Antitumor activity of the glutaminase inhibitor CB-839 in triple-negative breast cancer.

Glutamine serves as an important source of energy and building blocks for many tumor cells. The first step in glutamine utilization is its conversion to glutamate by the mitochondrial enzyme glutaminase. CB-839 is a potent, selective, and orally bioavailable inhibitor of both splice variants of glutaminase (KGA and GAC). CB-839 had antiproliferative activity in a triple-negative breast cancer (TNBC) cell line, HCC-1806, that was associated with a marked decrease in glutamine consumption, glutamate production, oxygen consumption, and the steady-state levels of glutathione and several tricarboxylic acid cycle intermediates.
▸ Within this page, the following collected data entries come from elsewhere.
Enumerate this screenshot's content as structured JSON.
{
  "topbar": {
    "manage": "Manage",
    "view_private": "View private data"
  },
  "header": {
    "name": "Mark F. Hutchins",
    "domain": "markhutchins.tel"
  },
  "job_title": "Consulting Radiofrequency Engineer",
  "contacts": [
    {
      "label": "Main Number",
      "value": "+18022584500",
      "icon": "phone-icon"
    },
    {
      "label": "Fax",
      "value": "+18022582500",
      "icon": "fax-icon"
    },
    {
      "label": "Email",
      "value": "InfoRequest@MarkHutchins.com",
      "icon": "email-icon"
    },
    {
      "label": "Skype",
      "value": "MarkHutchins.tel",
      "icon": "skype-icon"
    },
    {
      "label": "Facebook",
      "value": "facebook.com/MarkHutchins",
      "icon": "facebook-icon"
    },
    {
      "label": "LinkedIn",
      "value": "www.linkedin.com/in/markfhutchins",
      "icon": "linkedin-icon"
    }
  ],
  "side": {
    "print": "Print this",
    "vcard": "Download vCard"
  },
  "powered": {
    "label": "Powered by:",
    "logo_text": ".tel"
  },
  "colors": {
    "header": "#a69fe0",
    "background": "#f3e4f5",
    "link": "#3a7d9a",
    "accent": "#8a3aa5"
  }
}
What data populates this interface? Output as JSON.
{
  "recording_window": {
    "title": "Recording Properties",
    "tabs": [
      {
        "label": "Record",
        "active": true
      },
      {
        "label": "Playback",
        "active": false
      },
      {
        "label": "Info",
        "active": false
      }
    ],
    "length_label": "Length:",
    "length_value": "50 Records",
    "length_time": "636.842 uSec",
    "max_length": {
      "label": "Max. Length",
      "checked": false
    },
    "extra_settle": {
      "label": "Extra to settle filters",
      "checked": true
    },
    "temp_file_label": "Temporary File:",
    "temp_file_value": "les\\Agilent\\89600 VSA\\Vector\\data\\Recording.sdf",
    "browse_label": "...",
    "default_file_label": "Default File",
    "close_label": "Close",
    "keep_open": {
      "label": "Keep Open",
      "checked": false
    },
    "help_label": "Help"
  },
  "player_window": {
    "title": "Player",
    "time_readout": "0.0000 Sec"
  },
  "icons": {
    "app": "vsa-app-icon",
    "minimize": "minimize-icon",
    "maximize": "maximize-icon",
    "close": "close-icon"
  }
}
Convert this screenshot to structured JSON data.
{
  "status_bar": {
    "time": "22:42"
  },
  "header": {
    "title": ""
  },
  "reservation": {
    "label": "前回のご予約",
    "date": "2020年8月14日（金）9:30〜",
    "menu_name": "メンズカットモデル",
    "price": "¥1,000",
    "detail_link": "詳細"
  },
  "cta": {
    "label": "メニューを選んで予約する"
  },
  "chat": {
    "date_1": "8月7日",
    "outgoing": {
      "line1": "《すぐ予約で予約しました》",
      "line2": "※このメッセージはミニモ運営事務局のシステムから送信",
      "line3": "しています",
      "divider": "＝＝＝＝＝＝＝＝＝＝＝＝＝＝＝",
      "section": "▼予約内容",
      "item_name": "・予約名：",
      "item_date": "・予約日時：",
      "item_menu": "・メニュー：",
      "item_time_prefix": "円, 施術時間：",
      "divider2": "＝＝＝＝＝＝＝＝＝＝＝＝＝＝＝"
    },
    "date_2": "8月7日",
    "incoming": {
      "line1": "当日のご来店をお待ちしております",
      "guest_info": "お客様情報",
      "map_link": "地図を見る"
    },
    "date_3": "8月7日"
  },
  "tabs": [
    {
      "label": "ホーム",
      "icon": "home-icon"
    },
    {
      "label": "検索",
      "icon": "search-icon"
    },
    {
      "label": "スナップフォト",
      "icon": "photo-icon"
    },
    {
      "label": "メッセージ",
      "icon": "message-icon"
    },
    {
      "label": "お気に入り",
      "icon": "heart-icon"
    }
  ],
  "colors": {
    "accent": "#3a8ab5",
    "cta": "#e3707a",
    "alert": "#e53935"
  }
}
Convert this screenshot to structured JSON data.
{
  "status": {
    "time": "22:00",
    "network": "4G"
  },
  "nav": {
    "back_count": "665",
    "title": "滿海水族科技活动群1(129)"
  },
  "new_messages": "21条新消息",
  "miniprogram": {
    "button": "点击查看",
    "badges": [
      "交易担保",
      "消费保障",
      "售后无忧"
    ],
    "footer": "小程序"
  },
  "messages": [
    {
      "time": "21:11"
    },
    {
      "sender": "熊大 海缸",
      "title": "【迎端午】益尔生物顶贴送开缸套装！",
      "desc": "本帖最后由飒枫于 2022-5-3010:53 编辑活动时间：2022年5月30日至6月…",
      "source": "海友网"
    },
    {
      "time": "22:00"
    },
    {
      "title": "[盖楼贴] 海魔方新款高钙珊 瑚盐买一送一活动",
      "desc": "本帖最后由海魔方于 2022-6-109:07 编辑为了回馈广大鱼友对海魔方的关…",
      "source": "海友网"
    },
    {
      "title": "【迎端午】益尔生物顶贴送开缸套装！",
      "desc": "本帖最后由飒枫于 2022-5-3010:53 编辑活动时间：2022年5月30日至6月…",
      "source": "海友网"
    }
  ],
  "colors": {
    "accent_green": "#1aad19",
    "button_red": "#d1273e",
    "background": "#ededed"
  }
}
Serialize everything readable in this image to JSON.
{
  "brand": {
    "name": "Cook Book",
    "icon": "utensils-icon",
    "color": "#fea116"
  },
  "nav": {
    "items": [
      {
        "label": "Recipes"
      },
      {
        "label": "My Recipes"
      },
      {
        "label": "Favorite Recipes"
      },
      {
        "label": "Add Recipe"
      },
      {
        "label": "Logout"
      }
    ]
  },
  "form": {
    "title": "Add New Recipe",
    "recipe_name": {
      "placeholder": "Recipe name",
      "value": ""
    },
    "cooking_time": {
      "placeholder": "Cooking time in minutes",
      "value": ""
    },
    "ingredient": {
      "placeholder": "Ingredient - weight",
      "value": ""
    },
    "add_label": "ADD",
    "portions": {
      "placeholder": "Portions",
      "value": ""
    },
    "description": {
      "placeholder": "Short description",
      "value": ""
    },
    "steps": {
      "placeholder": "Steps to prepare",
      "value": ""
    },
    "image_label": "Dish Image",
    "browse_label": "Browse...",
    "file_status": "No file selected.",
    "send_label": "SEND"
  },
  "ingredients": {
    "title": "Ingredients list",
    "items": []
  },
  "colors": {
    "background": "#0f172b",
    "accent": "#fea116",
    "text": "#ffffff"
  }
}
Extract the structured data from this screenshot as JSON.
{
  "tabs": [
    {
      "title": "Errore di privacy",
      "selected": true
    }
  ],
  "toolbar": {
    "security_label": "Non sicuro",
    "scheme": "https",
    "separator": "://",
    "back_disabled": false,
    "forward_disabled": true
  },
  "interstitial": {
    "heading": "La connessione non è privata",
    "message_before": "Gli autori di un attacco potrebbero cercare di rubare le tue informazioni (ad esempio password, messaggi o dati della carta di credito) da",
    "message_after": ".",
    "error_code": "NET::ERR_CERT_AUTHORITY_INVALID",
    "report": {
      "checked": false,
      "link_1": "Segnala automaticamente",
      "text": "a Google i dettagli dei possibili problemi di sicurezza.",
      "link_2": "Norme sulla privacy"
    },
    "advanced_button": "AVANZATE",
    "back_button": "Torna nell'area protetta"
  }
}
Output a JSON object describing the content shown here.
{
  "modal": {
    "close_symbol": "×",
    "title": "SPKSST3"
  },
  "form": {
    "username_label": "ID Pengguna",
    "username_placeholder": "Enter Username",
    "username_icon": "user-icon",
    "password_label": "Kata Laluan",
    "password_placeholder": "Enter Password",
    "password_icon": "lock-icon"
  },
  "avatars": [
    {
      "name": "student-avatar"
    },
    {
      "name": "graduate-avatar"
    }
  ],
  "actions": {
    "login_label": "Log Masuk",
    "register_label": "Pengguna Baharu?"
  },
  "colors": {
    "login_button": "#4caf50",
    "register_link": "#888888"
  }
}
In contrast, no antiproliferative activity was observed in an estrogen receptor-positive cell line, T47D, and only modest effects on glutamine consumption and downstream metabolites were observed. Across a panel of breast cancer cell lines, GAC protein expression and glutaminase activity were elevated in the majority of TNBC cell lines relative to receptor positive cells. Furthermore, the TNBC subtype displayed the greatest sensitivity to CB-839 treatment and this sensitivity was correlated with (i) dependence on extracellular glutamine for growth, (ii) intracellular glutamate and glutamine levels, and (iii) GAC (but not KGA) expression, a potential biomarker for sensitivity. CB-839 displayed significant antitumor activity in two xenograft models: as a single agent in a patient-derived TNBC model and in a basal like HER2(+) cell line model, JIMT-1, both as a single agent and in combination with paclitaxel. Together, these data provide a strong rationale for the clinical investigation of CB-839 as a targeted therapeutic in patients with TNBC and other glutamine-dependent tumors.